After programming the add-on I tested it with the 3 types of manipulation techniques likely to be used. I hoped the add-on would err on the side of slightly overcautious but not send any false alerts without any good reason.

First of all I tested it with  http://аррӏе.com from above to check for PUNYcode style URLs which produced the following result.

This produced an alert as expected and shows the actual correct URL not the "apple.com" which tricked the user into clicking it in the first place.

Next I tested the add-on with http://www.š.com to test for attacks where an attacker could replace the S of a legitimate URL with an "š", the test produced the following result.

Which shows an alert for the out of english alphabet character for the domain. I tested this with a subdomain on my own website which did not produce an alert meaning the program was working as intended and only looking at the domain and not the sub domain.

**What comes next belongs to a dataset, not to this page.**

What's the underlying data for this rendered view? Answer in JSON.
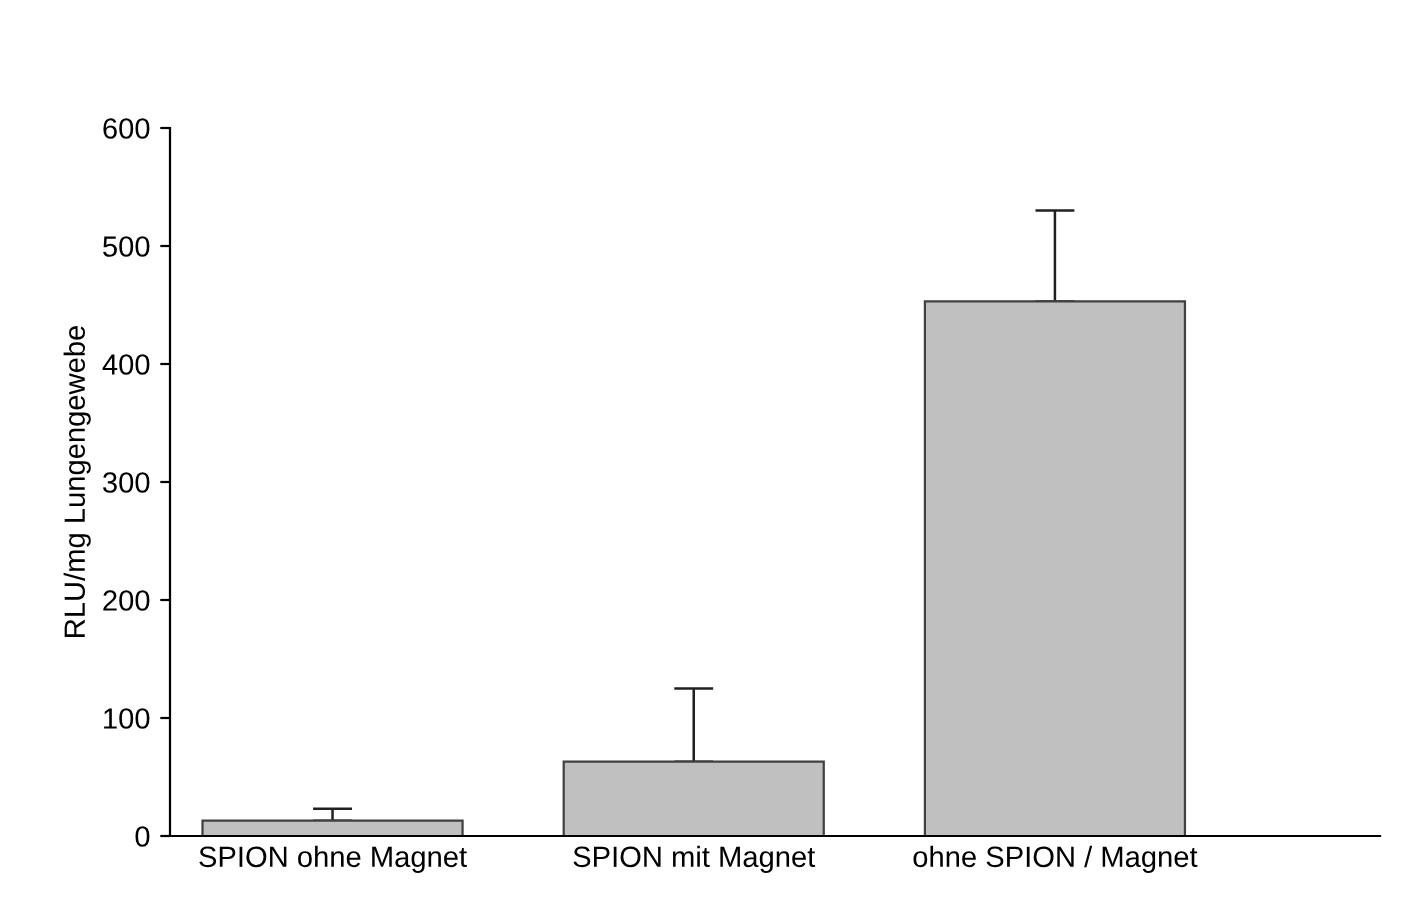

I was really happy with the functionality of the add-on as it picked up all of the test cases I threw at it and wasn't triggered by anything it shouldn't. However in the case of false positives where the user wanted to browse a domain that contained one of these characters I wanted to add the ability to easily toggle the add-on on and off.

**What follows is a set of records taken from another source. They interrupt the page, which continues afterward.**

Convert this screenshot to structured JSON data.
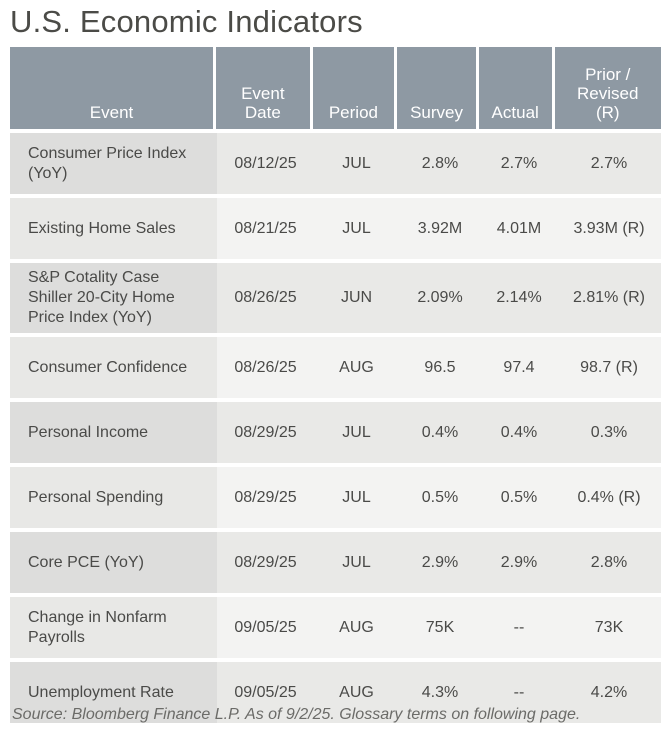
{
  "title": "U.S. Economic Indicators",
  "table": {
    "headers": [
      "Event",
      "Event Date",
      "Period",
      "Survey",
      "Actual",
      "Prior / Revised (R)"
    ],
    "header_lines": [
      [
        "Event"
      ],
      [
        "Event",
        "Date"
      ],
      [
        "Period"
      ],
      [
        "Survey"
      ],
      [
        "Actual"
      ],
      [
        "Prior /",
        "Revised",
        "(R)"
      ]
    ],
    "rows": [
      {
        "event": "Consumer Price Index (YoY)",
        "date": "08/12/25",
        "period": "JUL",
        "survey": "2.8%",
        "actual": "2.7%",
        "prior": "2.7%"
      },
      {
        "event": "Existing Home Sales",
        "date": "08/21/25",
        "period": "JUL",
        "survey": "3.92M",
        "actual": "4.01M",
        "prior": "3.93M (R)"
      },
      {
        "event": "S&P Cotality Case Shiller 20-City Home Price Index (YoY)",
        "date": "08/26/25",
        "period": "JUN",
        "survey": "2.09%",
        "actual": "2.14%",
        "prior": "2.81% (R)"
      },
      {
        "event": "Consumer Confidence",
        "date": "08/26/25",
        "period": "AUG",
        "survey": "96.5",
        "actual": "97.4",
        "prior": "98.7 (R)"
      },
      {
        "event": "Personal Income",
        "date": "08/29/25",
        "period": "JUL",
        "survey": "0.4%",
        "actual": "0.4%",
        "prior": "0.3%"
      },
      {
        "event": "Personal Spending",
        "date": "08/29/25",
        "period": "JUL",
        "survey": "0.5%",
        "actual": "0.5%",
        "prior": "0.4% (R)"
      },
      {
        "event": "Core PCE (YoY)",
        "date": "08/29/25",
        "period": "JUL",
        "survey": "2.9%",
        "actual": "2.9%",
        "prior": "2.8%"
      },
      {
        "event": "Change in Nonfarm Payrolls",
        "date": "09/05/25",
        "period": "AUG",
        "survey": "75K",
        "actual": "--",
        "prior": "73K"
      },
      {
        "event": "Unemployment Rate",
        "date": "09/05/25",
        "period": "AUG",
        "survey": "4.3%",
        "actual": "--",
        "prior": "4.2%"
      }
    ]
  },
  "source": "Source: Bloomberg Finance L.P. As of  9/2/25. Glossary terms on following page.",
  "colors": {
    "header_bg": "#8e99a3",
    "title": "#4b4b47"
  }
}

This block of code that I followed the "color changer" example closely for simply toggles the Add-on On and off when the user clicks the extension icon, it turns the icon from green to red (on to off) and vice versa, the add-on is totally inactive when it is switched off and doesn't send any alerts.

I added one more block of code that runs when the user first installs the extension so that it is on by default so that a user doesn't download it and have to remember to turn it on.

This simply stores the value for On within memory and sets the icon to the On mode, this means that the add-on is automatically on and ready to parse URLs on first download, this way the user doesn't have to remember to turn it on at all.

Happy with the progress I made in learning how to create an extension for chrome I uploaded it to the webstore and I'm really happy with how it was received.

I hope this add-on helps prevent some people from falling victim to phishing attacks through manipulated URLs and I hope to make more useful chrome extensions like this one in the future as it was really quick and easy to learn from nothing how these add-ons are written.